KPK Tak Mau Tunda, Sarankan Pemerintah Terbitkan Perppu

Wakil Ketua KPK Saut Situmorang menanggapi permintaan Menteri Koordinator Politik, Hukum dan Keamanan (Menkopolhukam) Wiranto agar menunda penetapan tersangka bagi calon kepala daerah. Lebih baik pemerintah menerbitkan regulasi dari pada meminta penundaan proses hukum tersebut.

"Ya kita tidak bisa memenuhi, karena itu bertentangan dengan keadilan sebagai supremasi hukum yang harus diangkat tinggi-tinggi," kata Saut kepada pers, Selasa (13/03).

Saut menyarankan, agar pemerintah menerbitkan Peraturan Pemerintah Pengganti Undang-Undang (Perppu) terkait penggantian calon peserta pilkada yang tersangkut kasus pidana.

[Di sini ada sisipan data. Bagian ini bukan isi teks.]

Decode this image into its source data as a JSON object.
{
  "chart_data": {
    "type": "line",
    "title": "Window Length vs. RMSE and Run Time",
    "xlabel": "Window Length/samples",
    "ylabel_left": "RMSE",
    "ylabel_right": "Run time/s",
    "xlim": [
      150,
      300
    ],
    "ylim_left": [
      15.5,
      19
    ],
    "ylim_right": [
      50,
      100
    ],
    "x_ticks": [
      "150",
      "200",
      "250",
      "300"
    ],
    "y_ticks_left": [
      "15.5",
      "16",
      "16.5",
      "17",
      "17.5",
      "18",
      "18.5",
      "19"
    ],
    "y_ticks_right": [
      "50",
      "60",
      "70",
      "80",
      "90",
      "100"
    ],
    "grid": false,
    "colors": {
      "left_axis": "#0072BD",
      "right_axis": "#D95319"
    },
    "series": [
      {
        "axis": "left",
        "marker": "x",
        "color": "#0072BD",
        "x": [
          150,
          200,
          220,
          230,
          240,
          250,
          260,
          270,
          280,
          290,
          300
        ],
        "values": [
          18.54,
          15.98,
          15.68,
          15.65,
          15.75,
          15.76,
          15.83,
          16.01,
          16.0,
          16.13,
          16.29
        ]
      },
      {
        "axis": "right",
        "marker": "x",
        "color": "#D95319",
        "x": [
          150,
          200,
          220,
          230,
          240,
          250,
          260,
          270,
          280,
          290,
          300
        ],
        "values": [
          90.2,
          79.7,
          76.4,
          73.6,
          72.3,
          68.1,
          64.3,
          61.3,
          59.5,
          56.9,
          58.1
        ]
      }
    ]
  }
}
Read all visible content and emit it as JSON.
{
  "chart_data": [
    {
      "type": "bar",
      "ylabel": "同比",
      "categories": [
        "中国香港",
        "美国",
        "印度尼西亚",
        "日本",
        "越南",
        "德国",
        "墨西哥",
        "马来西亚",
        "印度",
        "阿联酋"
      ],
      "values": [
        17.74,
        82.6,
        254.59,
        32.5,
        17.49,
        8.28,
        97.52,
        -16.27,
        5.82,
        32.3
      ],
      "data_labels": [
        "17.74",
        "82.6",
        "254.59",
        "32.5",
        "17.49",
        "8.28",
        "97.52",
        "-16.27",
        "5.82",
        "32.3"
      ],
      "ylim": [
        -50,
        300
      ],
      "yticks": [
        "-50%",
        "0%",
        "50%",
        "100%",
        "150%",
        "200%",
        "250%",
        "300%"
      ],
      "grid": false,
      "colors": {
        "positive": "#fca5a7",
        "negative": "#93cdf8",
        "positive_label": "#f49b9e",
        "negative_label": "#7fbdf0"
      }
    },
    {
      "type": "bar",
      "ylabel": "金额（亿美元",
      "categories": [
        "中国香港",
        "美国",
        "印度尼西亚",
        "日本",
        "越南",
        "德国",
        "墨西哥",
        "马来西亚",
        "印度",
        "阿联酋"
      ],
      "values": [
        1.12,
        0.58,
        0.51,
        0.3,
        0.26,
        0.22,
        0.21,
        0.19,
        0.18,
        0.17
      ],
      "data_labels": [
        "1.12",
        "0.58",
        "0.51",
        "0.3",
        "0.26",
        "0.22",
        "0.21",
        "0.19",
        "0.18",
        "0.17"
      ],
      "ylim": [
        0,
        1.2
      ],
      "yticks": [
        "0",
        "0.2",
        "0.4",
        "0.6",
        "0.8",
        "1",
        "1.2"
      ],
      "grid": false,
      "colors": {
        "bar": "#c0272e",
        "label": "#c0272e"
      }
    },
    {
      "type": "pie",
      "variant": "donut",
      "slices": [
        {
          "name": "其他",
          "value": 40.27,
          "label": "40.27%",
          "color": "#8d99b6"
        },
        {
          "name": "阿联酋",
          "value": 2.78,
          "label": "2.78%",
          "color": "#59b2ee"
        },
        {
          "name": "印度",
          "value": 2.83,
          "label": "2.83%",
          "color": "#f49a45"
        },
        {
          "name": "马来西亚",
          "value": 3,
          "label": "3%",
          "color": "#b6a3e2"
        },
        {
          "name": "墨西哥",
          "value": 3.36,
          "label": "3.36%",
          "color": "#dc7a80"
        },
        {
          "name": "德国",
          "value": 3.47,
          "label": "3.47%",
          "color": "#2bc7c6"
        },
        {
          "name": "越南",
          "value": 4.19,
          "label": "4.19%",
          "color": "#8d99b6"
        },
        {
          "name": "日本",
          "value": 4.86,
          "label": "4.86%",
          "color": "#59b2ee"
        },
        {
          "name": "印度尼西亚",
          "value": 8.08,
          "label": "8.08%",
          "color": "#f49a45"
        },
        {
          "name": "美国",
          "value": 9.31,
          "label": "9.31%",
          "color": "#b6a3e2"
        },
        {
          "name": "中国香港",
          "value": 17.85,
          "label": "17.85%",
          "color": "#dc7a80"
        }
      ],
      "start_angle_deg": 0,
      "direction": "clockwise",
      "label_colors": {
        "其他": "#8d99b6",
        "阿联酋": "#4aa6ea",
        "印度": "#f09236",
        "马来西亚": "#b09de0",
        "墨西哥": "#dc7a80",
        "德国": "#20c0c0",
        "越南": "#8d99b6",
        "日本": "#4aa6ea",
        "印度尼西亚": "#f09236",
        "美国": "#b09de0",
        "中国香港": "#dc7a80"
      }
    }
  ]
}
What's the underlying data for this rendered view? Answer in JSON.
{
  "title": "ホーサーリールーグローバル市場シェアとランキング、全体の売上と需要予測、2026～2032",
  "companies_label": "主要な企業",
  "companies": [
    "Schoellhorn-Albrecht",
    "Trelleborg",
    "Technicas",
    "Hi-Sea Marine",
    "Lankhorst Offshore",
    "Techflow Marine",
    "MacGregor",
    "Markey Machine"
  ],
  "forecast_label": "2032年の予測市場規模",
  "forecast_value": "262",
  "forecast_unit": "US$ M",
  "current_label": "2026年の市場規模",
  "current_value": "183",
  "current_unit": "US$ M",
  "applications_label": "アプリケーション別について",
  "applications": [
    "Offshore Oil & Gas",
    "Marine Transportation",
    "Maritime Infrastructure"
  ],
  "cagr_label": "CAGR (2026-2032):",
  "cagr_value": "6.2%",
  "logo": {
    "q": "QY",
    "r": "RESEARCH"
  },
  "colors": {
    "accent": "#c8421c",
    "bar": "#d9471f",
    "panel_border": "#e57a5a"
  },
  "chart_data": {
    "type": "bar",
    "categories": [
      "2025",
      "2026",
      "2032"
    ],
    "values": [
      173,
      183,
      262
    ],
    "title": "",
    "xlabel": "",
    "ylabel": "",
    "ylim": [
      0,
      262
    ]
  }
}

“Lebih elegan solusinya sebaiknya pemerintah membuat Perppu pergantian calon (kepala daerah) terdaftar bila dia tersangkut pidana, daripada harus menghentikan proses hukum yang sudah memiliki bukti cukup pada peristiwa pidananya," kata Saut

Saut menegaskan, KPK tidak dapat menghentikan proses hukum jika sudah mengantongi kecukupan alat bukti. Begitu juga terhadap para calon kepala daerah yang terseret kasus dugaan korupsi.

Ia menyebut, menunda proses hukum justru berakibat tidak baik untuk angka indeks persepsi korupsi Indonesia. Saut juga tidak sependapat jika penetapan tersangka peserta pilkada berpotensi mengganggu penyelenggaraan pesta demokrasi itu.

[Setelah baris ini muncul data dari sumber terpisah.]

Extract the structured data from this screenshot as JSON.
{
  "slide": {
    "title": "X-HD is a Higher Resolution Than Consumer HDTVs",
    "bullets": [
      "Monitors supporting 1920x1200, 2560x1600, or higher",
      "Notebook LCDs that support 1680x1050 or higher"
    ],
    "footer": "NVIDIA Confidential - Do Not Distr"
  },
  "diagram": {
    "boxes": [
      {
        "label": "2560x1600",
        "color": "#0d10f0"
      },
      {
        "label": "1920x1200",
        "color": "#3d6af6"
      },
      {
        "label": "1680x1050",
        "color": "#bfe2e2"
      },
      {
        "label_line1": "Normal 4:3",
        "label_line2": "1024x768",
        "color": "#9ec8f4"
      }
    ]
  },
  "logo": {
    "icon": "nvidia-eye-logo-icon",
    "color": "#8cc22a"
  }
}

“Enggaklah, kan pimpinan atau calon pimpinan harus egalitarian atau equal di depan hukum. Kalau standar ini tidak dipenuhi, ya tidak pantas jadi pemimpin, dan pastilah direkomendasikan untuk tidak dipilih," ujar Saut.

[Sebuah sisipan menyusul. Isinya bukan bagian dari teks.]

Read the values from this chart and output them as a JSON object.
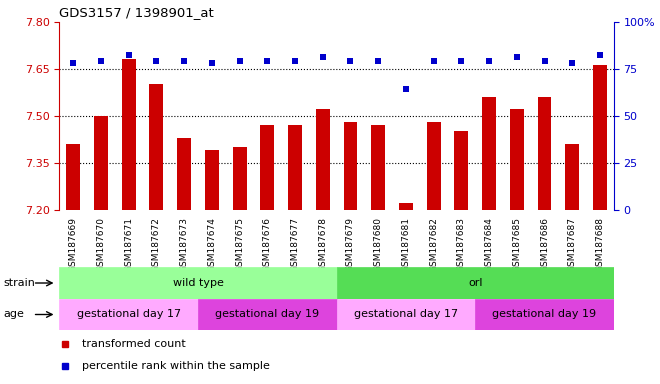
{
  "title": "GDS3157 / 1398901_at",
  "samples": [
    "GSM187669",
    "GSM187670",
    "GSM187671",
    "GSM187672",
    "GSM187673",
    "GSM187674",
    "GSM187675",
    "GSM187676",
    "GSM187677",
    "GSM187678",
    "GSM187679",
    "GSM187680",
    "GSM187681",
    "GSM187682",
    "GSM187683",
    "GSM187684",
    "GSM187685",
    "GSM187686",
    "GSM187687",
    "GSM187688"
  ],
  "bar_values": [
    7.41,
    7.5,
    7.68,
    7.6,
    7.43,
    7.39,
    7.4,
    7.47,
    7.47,
    7.52,
    7.48,
    7.47,
    7.22,
    7.48,
    7.45,
    7.56,
    7.52,
    7.56,
    7.41,
    7.66
  ],
  "percentile_values": [
    78,
    79,
    82,
    79,
    79,
    78,
    79,
    79,
    79,
    81,
    79,
    79,
    64,
    79,
    79,
    79,
    81,
    79,
    78,
    82
  ],
  "bar_color": "#cc0000",
  "percentile_color": "#0000cc",
  "ylim_left": [
    7.2,
    7.8
  ],
  "ylim_right": [
    0,
    100
  ],
  "yticks_left": [
    7.2,
    7.35,
    7.5,
    7.65,
    7.8
  ],
  "yticks_right": [
    0,
    25,
    50,
    75,
    100
  ],
  "hlines": [
    7.35,
    7.5,
    7.65
  ],
  "strain_groups": [
    {
      "label": "wild type",
      "start": 0,
      "end": 10,
      "color": "#99ff99"
    },
    {
      "label": "orl",
      "start": 10,
      "end": 20,
      "color": "#55dd55"
    }
  ],
  "age_groups": [
    {
      "label": "gestational day 17",
      "start": 0,
      "end": 5,
      "color": "#ffaaff"
    },
    {
      "label": "gestational day 19",
      "start": 5,
      "end": 10,
      "color": "#dd44dd"
    },
    {
      "label": "gestational day 17",
      "start": 10,
      "end": 15,
      "color": "#ffaaff"
    },
    {
      "label": "gestational day 19",
      "start": 15,
      "end": 20,
      "color": "#dd44dd"
    }
  ],
  "legend_items": [
    {
      "label": "transformed count",
      "color": "#cc0000"
    },
    {
      "label": "percentile rank within the sample",
      "color": "#0000cc"
    }
  ],
  "background_color": "#ffffff"
}
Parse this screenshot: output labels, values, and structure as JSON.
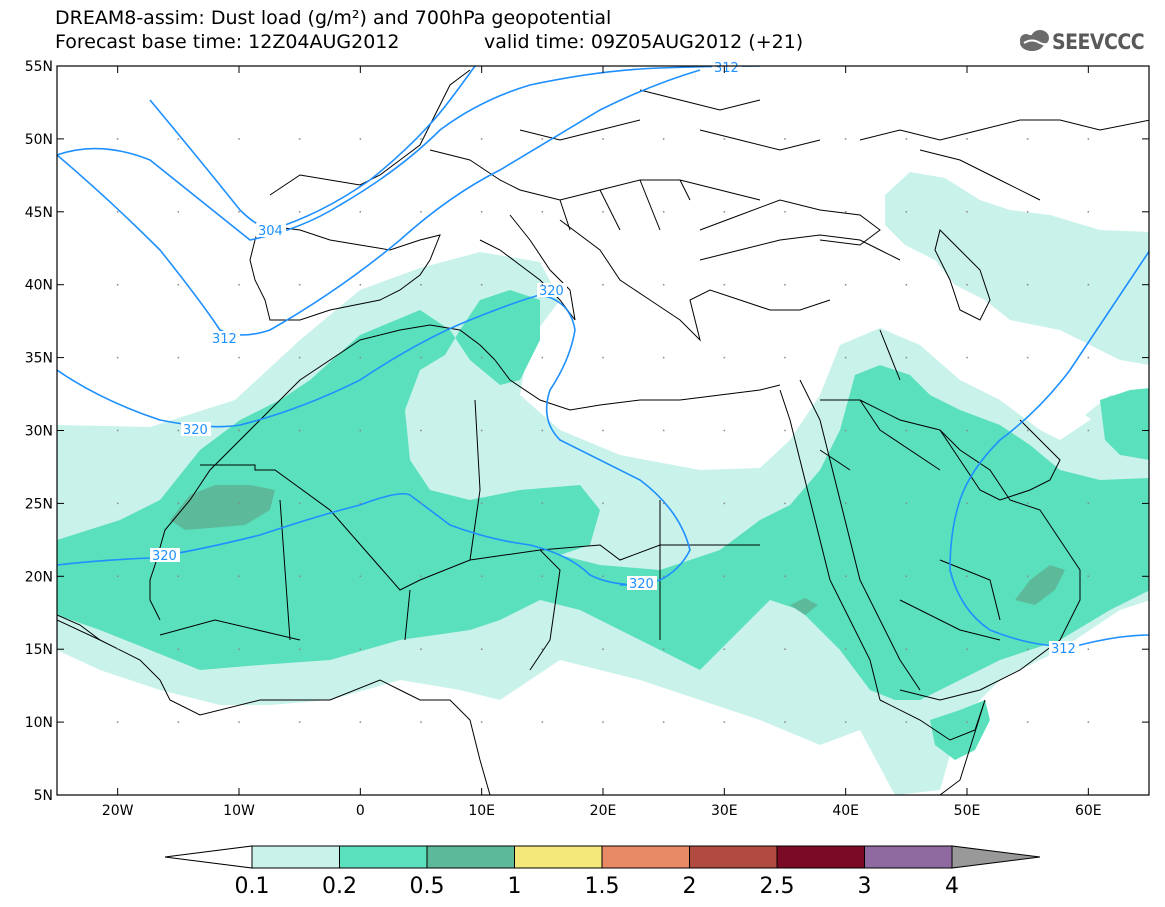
{
  "header": {
    "title_line1": "DREAM8-assim: Dust load (g/m²) and 700hPa geopotential",
    "title_line2": "Forecast base time: 12Z04AUG2012",
    "valid_time": "valid time: 09Z05AUG2012 (+21)",
    "logo_text": "SEEVCCC"
  },
  "map": {
    "lat_labels": [
      "55N",
      "50N",
      "45N",
      "40N",
      "35N",
      "30N",
      "25N",
      "20N",
      "15N",
      "10N",
      "5N"
    ],
    "lon_labels": [
      "20W",
      "10W",
      "0",
      "10E",
      "20E",
      "30E",
      "40E",
      "50E",
      "60E"
    ],
    "contour_labels": [
      "312",
      "304",
      "312",
      "320",
      "320",
      "320",
      "320",
      "312"
    ]
  },
  "colorbar": {
    "ticks": [
      "0.1",
      "0.2",
      "0.5",
      "1",
      "1.5",
      "2",
      "2.5",
      "3",
      "4"
    ],
    "colors": [
      "#c8f2ea",
      "#5be0bd",
      "#5cba9a",
      "#f5e87a",
      "#e98a66",
      "#b24b3f",
      "#7a0a25",
      "#8f6aa0"
    ],
    "left_arrow_color": "#ffffff",
    "right_arrow_color": "#999999"
  },
  "colors": {
    "dust_light": "#c8f2ea",
    "dust_medium": "#5be0bd",
    "dust_heavy": "#5cba9a",
    "contour": "#1e90ff",
    "borders": "#000000"
  }
}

Menurut dia, definisi mengganggu jalannya pilkada, yakni kalau melarang orang untuk menggunakan hak pilih, mengganggu proses, dan lainnya.

Ditambahkannya, dengan memproses peserta pilkada yang punya persoalan hukum justru membantu rakyat memilih pemimpin yang bersih. “Kalau rakyat kita berikan barang-barang yang bagus untuk dipilih, apa itu ganggu keamanan?" ujar Saut.

Saut mengatakan, pihaknya digaji oleh rakyat untuk membuktikan orang yang salah. Ketika kesalahan orang itu terbukti, lanjut Saut, maka orang yang bersangkutan harus diproses sesuai ketentuan yang berlaku.

“Dan kewajiban kita menjelaskan itu ke rakyat agar pendidikan politik yang berintegritas, terus berputar menuju Indonesia yang lebih beradab, sebagaimana Pancasila menjelaskan itu," tandas Saut.